# Uniform convergence on $\mathbb R$ of the series $\sum_{n=2}^{\infty} \frac{(-1)^{n+1}} {\sqrt n + \cos x}$

Is the following series of functions uniformly convergent on $$\mathbb{R}$$?

$$\sum_{n=2}^{\infty} \frac{(-1)^{n+1}} {\sqrt n + \cos x}$$

My attempt: My answer is No

I know that by Leibnitz test the given series converges, but by using $$M$$- test

$$\sup_{x \in \mathbb{R}}\left|\sum_{n=2}^{\infty} \frac{(-1)^{n+1}} {\sqrt n + \cos x}\right| \le \sup_{x \in \mathbb{R}} \left|\sum\frac{1}{\sqrt n}\right| \neq 0$$

so the given series is not uniformly convergent on $$\mathbb{R}$$

Is it correct ?

• Why is the inequality after "My attempt" true?

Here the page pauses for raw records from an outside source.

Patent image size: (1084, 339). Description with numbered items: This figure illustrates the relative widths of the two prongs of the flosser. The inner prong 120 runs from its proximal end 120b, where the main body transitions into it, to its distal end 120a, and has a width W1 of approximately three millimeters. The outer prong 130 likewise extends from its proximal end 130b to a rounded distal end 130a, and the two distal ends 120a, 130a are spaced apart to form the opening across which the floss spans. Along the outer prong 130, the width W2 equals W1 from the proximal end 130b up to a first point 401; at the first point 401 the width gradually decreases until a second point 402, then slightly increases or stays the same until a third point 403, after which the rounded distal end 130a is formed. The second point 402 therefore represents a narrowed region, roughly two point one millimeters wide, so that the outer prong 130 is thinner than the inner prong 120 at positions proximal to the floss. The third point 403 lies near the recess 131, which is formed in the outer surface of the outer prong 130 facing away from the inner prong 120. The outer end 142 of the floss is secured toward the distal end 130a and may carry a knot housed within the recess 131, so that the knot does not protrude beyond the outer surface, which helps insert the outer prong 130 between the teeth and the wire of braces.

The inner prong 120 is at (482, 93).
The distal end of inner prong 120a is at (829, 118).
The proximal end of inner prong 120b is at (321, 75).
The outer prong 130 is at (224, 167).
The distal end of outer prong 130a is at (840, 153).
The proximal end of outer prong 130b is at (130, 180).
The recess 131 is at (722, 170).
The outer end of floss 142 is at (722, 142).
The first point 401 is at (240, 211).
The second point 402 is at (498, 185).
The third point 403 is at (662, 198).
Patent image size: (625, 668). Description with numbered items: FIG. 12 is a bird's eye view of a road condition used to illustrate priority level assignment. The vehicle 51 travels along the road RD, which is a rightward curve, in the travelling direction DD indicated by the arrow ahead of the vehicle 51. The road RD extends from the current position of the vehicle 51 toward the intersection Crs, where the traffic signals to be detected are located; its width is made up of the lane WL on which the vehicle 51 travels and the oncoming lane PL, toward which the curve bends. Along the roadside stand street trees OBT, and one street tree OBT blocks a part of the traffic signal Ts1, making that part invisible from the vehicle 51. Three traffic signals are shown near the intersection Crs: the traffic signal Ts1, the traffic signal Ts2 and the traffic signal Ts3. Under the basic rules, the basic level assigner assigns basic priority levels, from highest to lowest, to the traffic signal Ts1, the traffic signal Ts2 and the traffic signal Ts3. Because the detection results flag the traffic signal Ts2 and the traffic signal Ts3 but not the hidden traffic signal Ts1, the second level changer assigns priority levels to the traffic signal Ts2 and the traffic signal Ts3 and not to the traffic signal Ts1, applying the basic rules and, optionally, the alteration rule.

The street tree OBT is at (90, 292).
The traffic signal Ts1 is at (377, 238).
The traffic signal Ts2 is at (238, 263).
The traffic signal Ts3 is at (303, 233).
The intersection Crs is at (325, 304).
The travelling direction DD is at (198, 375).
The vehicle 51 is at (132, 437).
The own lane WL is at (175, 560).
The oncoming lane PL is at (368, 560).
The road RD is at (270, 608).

If it were true, how would it allow you to answer the question? – Did Sep 23 '18 at 9:14

Yes, it converges uniformly on $$\mathbb R$$. You just apply Dirichlet's test for uniform convergence:
1. $$\sum_{n=0}^N(-1)^n$$ is uniformly bounded;
2. for each real $$x$$, $$\left(\dfrac1{\sqrt n+\cos(x)}\right)_{n\in\mathbb N}$$ is monotonic;
3. $$\left(\dfrac1{\sqrt n+\cos(x)}\right)_{n\in\mathbb N}$$ converges uniformly to $$0$$.
Simply use the usual bound on the remainder of an alternating series $$\left|\sum_{k=n}^{\infty} \frac{(-1)^{k+1}} {\sqrt k + \cos x}\right|\leq \frac{1}{\sqrt n +\cos(x)}\leq \frac{1}{\sqrt n-1}$$
Since the bound is independent of $$x$$ and goes to $$0$$, there is indeed uniform convergence.